The study drew on 20 years’ worth of field data to map which species of birds live in natural tropical forests and in different types of farmland. Costa Rica has various agricultural systems in place throughout the country, which gave the team a chance to compare and contrast monoculture systems, diversified multi-crop farms, and natural forests. Monoculture farms analyzed in the study included pineapple, rice, or sugar cane, while ‘diversified’ farms either mixed several types of crops or were bordered by ribbons of natural forest.
All in all, diversified farms harbored more species of common birds, but also provided shelter for some of the most threatened ones — species such as the Great Green Macaw and the Yellow-naped Parrot, listed as Endangered and Vulnerable, respectively, on the IUCN Red List.
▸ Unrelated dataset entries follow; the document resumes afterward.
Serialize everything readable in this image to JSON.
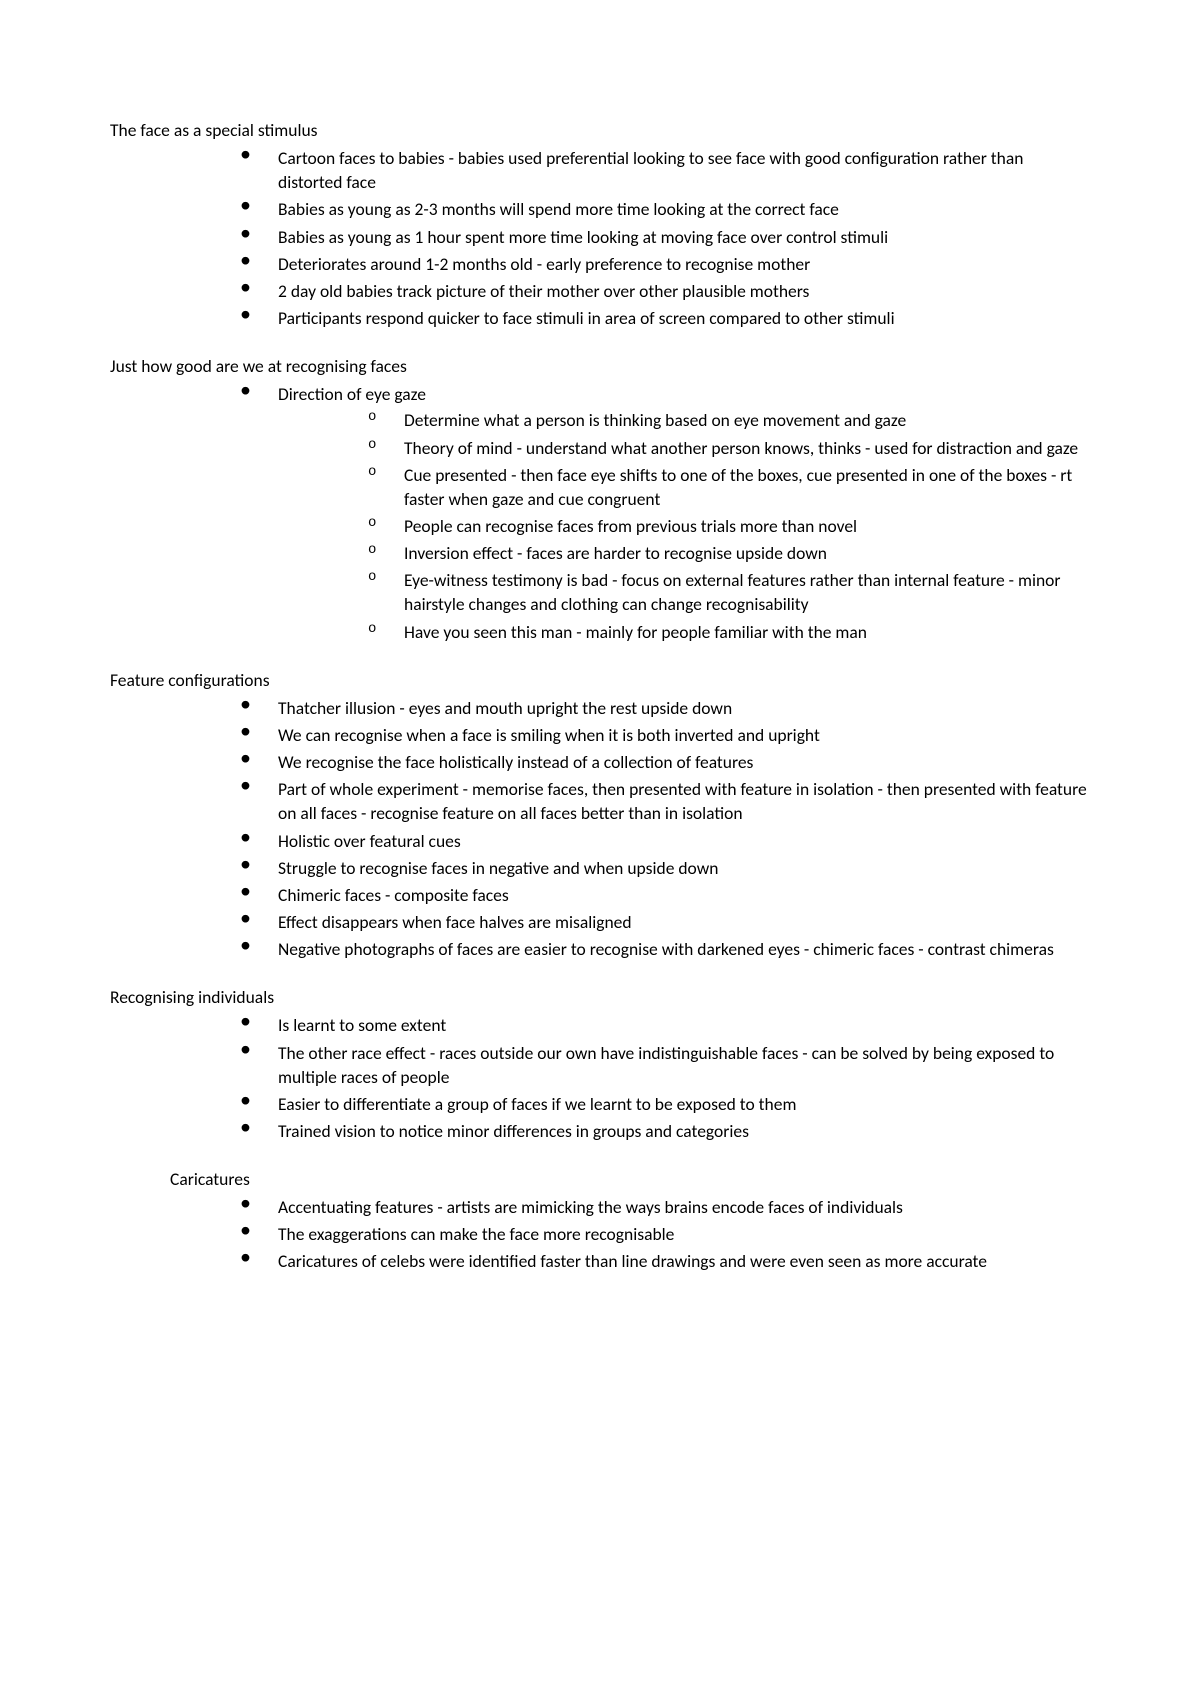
{
  "sections": [
    {
      "id": "special-stimulus",
      "heading": "The face as a special stimulus",
      "indent": false,
      "items": [
        {
          "text": "Cartoon faces to babies - babies used preferential looking to see face with good configuration rather than distorted face"
        },
        {
          "text": "Babies as young as 2-3 months will spend more time looking at the correct face"
        },
        {
          "text": "Babies as young as 1 hour spent more time looking at moving face over control stimuli"
        },
        {
          "text": "Deteriorates around 1-2 months old - early preference to recognise mother"
        },
        {
          "text": "2 day old babies track picture of their mother over other plausible mothers"
        },
        {
          "text": "Participants respond quicker to face stimuli in area of screen compared to other stimuli"
        }
      ]
    },
    {
      "id": "how-good",
      "heading": "Just how good are we at recognising faces",
      "indent": false,
      "items": [
        {
          "text": "Direction of eye gaze",
          "sub": [
            {
              "text": "Determine what a person is thinking based on eye movement and gaze"
            },
            {
              "text": "Theory of mind - understand what another person knows, thinks - used for distraction and gaze"
            },
            {
              "text": "Cue presented - then face eye shifts to one of the boxes, cue presented in one of the boxes - rt faster when gaze and cue congruent"
            },
            {
              "text": "People can recognise faces from previous trials more than novel"
            },
            {
              "text": "Inversion effect - faces are harder to recognise upside down"
            },
            {
              "text": "Eye-witness testimony is bad - focus on external features rather than internal feature  - minor hairstyle changes and clothing can change recognisability"
            },
            {
              "text": "Have you seen this man - mainly for people familiar with the man"
            }
          ]
        }
      ]
    },
    {
      "id": "feature-config",
      "heading": "Feature configurations",
      "indent": false,
      "items": [
        {
          "text": "Thatcher illusion - eyes and mouth upright the rest upside down"
        },
        {
          "text": "We can recognise when a face is smiling when it is both inverted and upright"
        },
        {
          "text": "We recognise the face holistically instead of a collection of features"
        },
        {
          "text": "Part of whole experiment - memorise faces, then presented with feature in isolation - then presented with feature on all faces - recognise feature on all faces better than in isolation"
        },
        {
          "text": "Holistic over featural cues"
        },
        {
          "text": "Struggle to recognise faces in negative and when upside down"
        },
        {
          "text": "Chimeric faces - composite faces"
        },
        {
          "text": "Effect disappears when face halves are misaligned"
        },
        {
          "text": "Negative photographs of faces are easier to recognise with darkened eyes - chimeric faces - contrast chimeras"
        }
      ]
    },
    {
      "id": "recognising-individuals",
      "heading": "Recognising individuals",
      "indent": false,
      "items": [
        {
          "text": "Is learnt to some extent"
        },
        {
          "text": "The other race effect - races outside our own have indistinguishable faces - can be solved by being exposed to multiple races of people"
        },
        {
          "text": "Easier to differentiate a group of faces if we learnt to be exposed to them"
        },
        {
          "text": "Trained vision to notice minor differences in groups and categories"
        }
      ]
    },
    {
      "id": "caricatures",
      "heading": "Caricatures",
      "indent": true,
      "items": [
        {
          "text": "Accentuating features - artists are mimicking the ways brains encode faces of individuals"
        },
        {
          "text": "The exaggerations can make the face more recognisable"
        },
        {
          "text": "Caricatures of celebs were identified faster than line drawings and were even seen as more accurate"
        }
      ]
    }
  ]
}
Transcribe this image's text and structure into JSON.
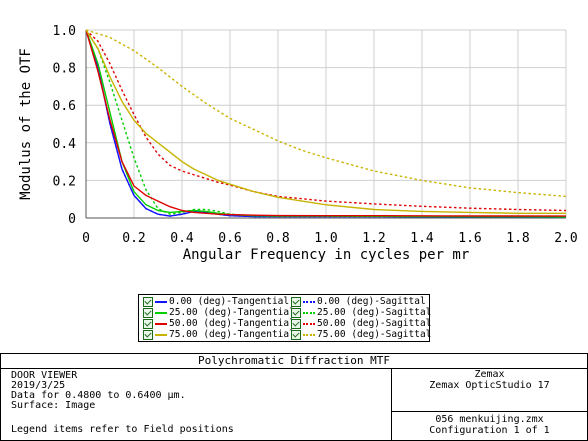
{
  "chart_data": {
    "type": "line",
    "title": "",
    "xlabel": "Angular Frequency in cycles per mr",
    "ylabel": "Modulus of the OTF",
    "xlim": [
      0,
      2.0
    ],
    "ylim": [
      0,
      1.0
    ],
    "xticks": [
      "0",
      "0.2",
      "0.4",
      "0.6",
      "0.8",
      "1.0",
      "1.2",
      "1.4",
      "1.6",
      "1.8",
      "2.0"
    ],
    "yticks": [
      "0",
      "0.2",
      "0.4",
      "0.6",
      "0.8",
      "1.0"
    ],
    "grid": true,
    "legend_position": "below",
    "series": [
      {
        "name": "0.00 (deg)-Tangential",
        "color": "#1414ff",
        "dash": "solid",
        "x": [
          0,
          0.05,
          0.1,
          0.15,
          0.2,
          0.25,
          0.3,
          0.35,
          0.4,
          0.45,
          0.5,
          0.55,
          0.6,
          0.7,
          0.8,
          1.0,
          1.2,
          1.5,
          2.0
        ],
        "y": [
          1,
          0.8,
          0.5,
          0.26,
          0.12,
          0.05,
          0.02,
          0.01,
          0.02,
          0.035,
          0.03,
          0.02,
          0.012,
          0.008,
          0.008,
          0.008,
          0.008,
          0.006,
          0.005
        ]
      },
      {
        "name": "0.00 (deg)-Sagittal",
        "color": "#1414ff",
        "dash": "dotted",
        "x": [
          0,
          0.05,
          0.1,
          0.15,
          0.2,
          0.25,
          0.3,
          0.35,
          0.4,
          0.45,
          0.5,
          0.55,
          0.6,
          0.7,
          0.8,
          1.0,
          1.2,
          1.5,
          2.0
        ],
        "y": [
          1,
          0.8,
          0.5,
          0.26,
          0.12,
          0.05,
          0.02,
          0.01,
          0.02,
          0.035,
          0.03,
          0.02,
          0.012,
          0.008,
          0.008,
          0.008,
          0.008,
          0.006,
          0.005
        ]
      },
      {
        "name": "25.00 (deg)-Tangential",
        "color": "#00d000",
        "dash": "solid",
        "x": [
          0,
          0.05,
          0.1,
          0.15,
          0.2,
          0.25,
          0.3,
          0.35,
          0.4,
          0.45,
          0.5,
          0.55,
          0.6,
          0.7,
          0.8,
          1.0,
          1.2,
          1.5,
          2.0
        ],
        "y": [
          1,
          0.82,
          0.56,
          0.3,
          0.14,
          0.07,
          0.04,
          0.03,
          0.035,
          0.04,
          0.035,
          0.025,
          0.018,
          0.012,
          0.01,
          0.01,
          0.009,
          0.008,
          0.006
        ]
      },
      {
        "name": "25.00 (deg)-Sagittal",
        "color": "#00d000",
        "dash": "dotted",
        "x": [
          0,
          0.05,
          0.1,
          0.15,
          0.2,
          0.25,
          0.3,
          0.35,
          0.4,
          0.45,
          0.5,
          0.55,
          0.6,
          0.7,
          0.8,
          1.0,
          1.2,
          1.5,
          2.0
        ],
        "y": [
          1,
          0.9,
          0.72,
          0.52,
          0.32,
          0.15,
          0.05,
          0.02,
          0.03,
          0.045,
          0.045,
          0.035,
          0.02,
          0.012,
          0.01,
          0.01,
          0.009,
          0.008,
          0.006
        ]
      },
      {
        "name": "50.00 (deg)-Tangential",
        "color": "#e00000",
        "dash": "solid",
        "x": [
          0,
          0.05,
          0.1,
          0.15,
          0.2,
          0.25,
          0.3,
          0.35,
          0.4,
          0.45,
          0.5,
          0.55,
          0.6,
          0.7,
          0.8,
          1.0,
          1.2,
          1.5,
          2.0
        ],
        "y": [
          1,
          0.78,
          0.52,
          0.3,
          0.17,
          0.12,
          0.09,
          0.06,
          0.04,
          0.03,
          0.025,
          0.02,
          0.018,
          0.015,
          0.013,
          0.012,
          0.012,
          0.011,
          0.01
        ]
      },
      {
        "name": "50.00 (deg)-Sagittal",
        "color": "#e00000",
        "dash": "dotted",
        "x": [
          0,
          0.05,
          0.1,
          0.15,
          0.2,
          0.25,
          0.3,
          0.35,
          0.4,
          0.45,
          0.5,
          0.55,
          0.6,
          0.7,
          0.8,
          1.0,
          1.2,
          1.4,
          1.6,
          1.8,
          2.0
        ],
        "y": [
          1,
          0.94,
          0.82,
          0.68,
          0.55,
          0.43,
          0.34,
          0.28,
          0.25,
          0.23,
          0.21,
          0.19,
          0.175,
          0.14,
          0.115,
          0.09,
          0.075,
          0.062,
          0.052,
          0.045,
          0.04
        ]
      },
      {
        "name": "75.00 (deg)-Tangential",
        "color": "#c8b400",
        "dash": "solid",
        "x": [
          0,
          0.05,
          0.1,
          0.15,
          0.2,
          0.25,
          0.3,
          0.35,
          0.4,
          0.45,
          0.5,
          0.55,
          0.6,
          0.7,
          0.8,
          1.0,
          1.2,
          1.4,
          1.6,
          1.8,
          2.0
        ],
        "y": [
          1,
          0.9,
          0.75,
          0.62,
          0.52,
          0.45,
          0.4,
          0.35,
          0.3,
          0.26,
          0.23,
          0.2,
          0.18,
          0.14,
          0.11,
          0.07,
          0.045,
          0.035,
          0.03,
          0.025,
          0.025
        ]
      },
      {
        "name": "75.00 (deg)-Sagittal",
        "color": "#c8b400",
        "dash": "dotted",
        "x": [
          0,
          0.1,
          0.2,
          0.3,
          0.4,
          0.5,
          0.6,
          0.7,
          0.8,
          0.9,
          1.0,
          1.2,
          1.4,
          1.6,
          1.8,
          2.0
        ],
        "y": [
          1,
          0.96,
          0.89,
          0.8,
          0.7,
          0.61,
          0.53,
          0.47,
          0.41,
          0.36,
          0.32,
          0.25,
          0.2,
          0.16,
          0.135,
          0.115
        ]
      }
    ]
  },
  "info": {
    "title": "Polychromatic Diffraction MTF",
    "lines": [
      "DOOR VIEWER",
      "2019/3/25",
      "Data for 0.4800 to 0.6400 µm.",
      "Surface: Image"
    ],
    "legend_note": "Legend items refer to Field positions",
    "company": "Zemax",
    "product": "Zemax OpticStudio 17",
    "file": "056 menkuijing.zmx",
    "config": "Configuration 1 of 1"
  }
}
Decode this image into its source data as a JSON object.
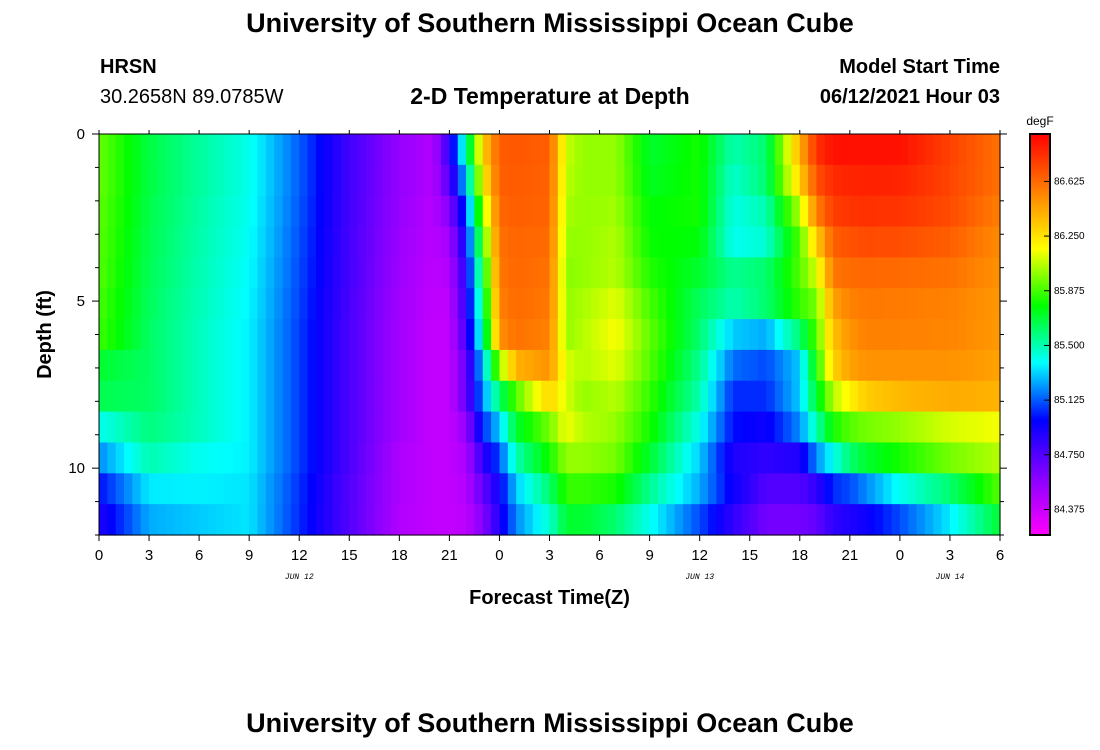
{
  "header": {
    "title": "University of Southern Mississippi Ocean Cube",
    "station": "HRSN",
    "coords": "30.2658N  89.0785W",
    "plot_title": "2-D Temperature at Depth",
    "model_label": "Model Start Time",
    "model_time": "06/12/2021 Hour 03"
  },
  "footer": {
    "title": "University of Southern Mississippi Ocean Cube"
  },
  "chart_data": {
    "type": "heatmap",
    "title": "2-D Temperature at Depth",
    "xlabel": "Forecast Time(Z)",
    "ylabel": "Depth (ft)",
    "x_ticks": [
      "0",
      "3",
      "6",
      "9",
      "12",
      "15",
      "18",
      "21",
      "0",
      "3",
      "6",
      "9",
      "12",
      "15",
      "18",
      "21",
      "0",
      "3",
      "6"
    ],
    "x_range_hours": [
      0,
      54
    ],
    "date_labels": [
      {
        "label": "JUN 12",
        "hour": 12
      },
      {
        "label": "JUN 13",
        "hour": 36
      },
      {
        "label": "JUN 14",
        "hour": 51
      }
    ],
    "y_ticks": [
      "0",
      "5",
      "10"
    ],
    "y_range_ft": [
      0,
      12
    ],
    "colorbar": {
      "unit": "degF",
      "min": 84.2,
      "max": 86.95,
      "labels": [
        "86.625",
        "86.250",
        "85.875",
        "85.500",
        "85.125",
        "84.750",
        "84.375"
      ],
      "colors": [
        "#ff00ff",
        "#8800ff",
        "#0000ff",
        "#00ffff",
        "#00ff00",
        "#ffff00",
        "#ff7f00",
        "#ff0000"
      ]
    },
    "time_hours": [
      0,
      3,
      6,
      9,
      12,
      15,
      18,
      20,
      21,
      22,
      23,
      24,
      25,
      27,
      28,
      29,
      31,
      33,
      36,
      38,
      40,
      42,
      43,
      44,
      45,
      46,
      48,
      51,
      54
    ],
    "depths_ft": [
      0,
      1,
      2,
      3,
      4,
      5,
      6,
      7,
      8,
      9,
      10,
      11,
      12
    ],
    "values_degF": [
      [
        85.93,
        85.67,
        85.53,
        85.41,
        85.13,
        84.8,
        84.55,
        84.45,
        84.85,
        85.5,
        86.3,
        86.66,
        86.68,
        86.66,
        86.08,
        86.0,
        86.0,
        85.7,
        85.8,
        85.5,
        85.6,
        86.4,
        86.8,
        86.9,
        86.9,
        86.9,
        86.9,
        86.75,
        86.6
      ],
      [
        85.93,
        85.67,
        85.53,
        85.41,
        85.13,
        84.8,
        84.55,
        84.45,
        84.75,
        85.3,
        86.2,
        86.65,
        86.67,
        86.65,
        86.06,
        86.0,
        86.0,
        85.72,
        85.8,
        85.45,
        85.6,
        86.3,
        86.7,
        86.82,
        86.84,
        86.85,
        86.84,
        86.74,
        86.6
      ],
      [
        85.92,
        85.66,
        85.52,
        85.4,
        85.12,
        84.8,
        84.54,
        84.44,
        84.6,
        85.1,
        86.0,
        86.63,
        86.66,
        86.64,
        86.03,
        86.0,
        86.02,
        85.76,
        85.8,
        85.42,
        85.5,
        86.05,
        86.55,
        86.76,
        86.79,
        86.8,
        86.79,
        86.72,
        86.56
      ],
      [
        85.91,
        85.65,
        85.51,
        85.39,
        85.11,
        84.79,
        84.53,
        84.43,
        84.5,
        84.98,
        85.85,
        86.6,
        86.64,
        86.62,
        86.0,
        86.0,
        86.04,
        85.78,
        85.76,
        85.4,
        85.45,
        85.9,
        86.3,
        86.66,
        86.7,
        86.72,
        86.71,
        86.66,
        86.52
      ],
      [
        85.9,
        85.64,
        85.5,
        85.38,
        85.1,
        84.79,
        84.52,
        84.42,
        84.45,
        84.9,
        85.7,
        86.58,
        86.63,
        86.6,
        85.98,
        86.0,
        86.05,
        85.82,
        85.7,
        85.55,
        85.6,
        85.9,
        86.1,
        86.58,
        86.62,
        86.63,
        86.62,
        86.6,
        86.5
      ],
      [
        85.88,
        85.63,
        85.49,
        85.37,
        85.09,
        84.78,
        84.51,
        84.41,
        84.42,
        84.85,
        85.6,
        86.55,
        86.62,
        86.58,
        86.0,
        86.03,
        86.12,
        85.88,
        85.63,
        85.5,
        85.6,
        85.85,
        85.95,
        86.45,
        86.55,
        86.58,
        86.57,
        86.55,
        86.48
      ],
      [
        85.86,
        85.62,
        85.48,
        85.36,
        85.08,
        84.77,
        84.5,
        84.4,
        84.4,
        84.8,
        85.5,
        86.5,
        86.6,
        86.55,
        86.0,
        86.05,
        86.16,
        85.92,
        85.6,
        85.3,
        85.25,
        85.6,
        85.9,
        86.35,
        86.5,
        86.55,
        86.55,
        86.54,
        86.48
      ],
      [
        85.7,
        85.62,
        85.48,
        85.36,
        85.08,
        84.77,
        84.5,
        84.4,
        84.4,
        84.7,
        85.3,
        86.0,
        86.4,
        86.5,
        86.1,
        86.05,
        86.12,
        85.9,
        85.55,
        85.15,
        85.1,
        85.3,
        85.8,
        86.3,
        86.45,
        86.5,
        86.5,
        86.5,
        86.45
      ],
      [
        85.65,
        85.62,
        85.48,
        85.36,
        85.08,
        84.77,
        84.5,
        84.4,
        84.4,
        84.7,
        85.2,
        85.6,
        85.9,
        86.3,
        86.1,
        86.0,
        86.05,
        85.85,
        85.5,
        85.05,
        85.05,
        85.3,
        85.7,
        86.05,
        86.2,
        86.32,
        86.38,
        86.42,
        86.4
      ],
      [
        85.4,
        85.58,
        85.48,
        85.36,
        85.08,
        84.77,
        84.5,
        84.4,
        84.4,
        84.55,
        85.05,
        85.3,
        85.7,
        85.95,
        86.15,
        86.05,
        86.0,
        85.8,
        85.4,
        85.0,
        84.95,
        85.2,
        85.5,
        85.8,
        85.9,
        85.95,
        86.0,
        86.1,
        86.15
      ],
      [
        85.2,
        85.5,
        85.4,
        85.36,
        85.08,
        84.77,
        84.47,
        84.4,
        84.4,
        84.48,
        84.85,
        85.1,
        85.5,
        85.8,
        86.0,
        86.0,
        85.95,
        85.7,
        85.3,
        84.9,
        84.85,
        84.9,
        85.2,
        85.4,
        85.6,
        85.7,
        85.8,
        85.95,
        86.05
      ],
      [
        85.0,
        85.35,
        85.36,
        85.34,
        85.06,
        84.75,
        84.47,
        84.4,
        84.4,
        84.45,
        84.7,
        84.95,
        85.3,
        85.6,
        85.85,
        85.85,
        85.8,
        85.55,
        85.25,
        84.95,
        84.75,
        84.75,
        84.85,
        85.05,
        85.1,
        85.2,
        85.4,
        85.6,
        85.9
      ],
      [
        84.9,
        85.25,
        85.3,
        85.34,
        85.05,
        84.75,
        84.46,
        84.4,
        84.4,
        84.42,
        84.6,
        84.9,
        85.2,
        85.45,
        85.7,
        85.7,
        85.6,
        85.4,
        85.1,
        84.85,
        84.65,
        84.65,
        84.7,
        84.85,
        84.9,
        84.95,
        85.1,
        85.35,
        85.7
      ]
    ]
  }
}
In farms that practiced intensive monocropping, however, the team found that biodiversity levels declined over time.
“Which species are in a given place makes a huge difference — it’s not just about numbers alone, we care about who’s there,” said Daily.
“Each bird serves a unique role as part of the machinery of nature. And the habitats they live in support us all.”
There is a lot of room to expand on diversified farming, both in Costa Rica and around the world, the team reports. It wouldn’t benefit just wildlife — mixed farming practices have been shown to boost crop yields, and they increase food security by making the crops more resilient against environmental shocks.
“There are so many cash crops that thrive in diversified farms. Bananas and coffee are two great examples from Costa Rica — they’re planted together, and the taller banana plant shades the temperature-sensitive coffee bean,” Daily added. “The two crops together provide more habitat opportunity than just one alone, and they also provide a diversified income stream for the farmer.”
I’d call that a win-win!
The paper “Intensive farming drives long-term shifts in avian community composition” has been published in the journal Nature.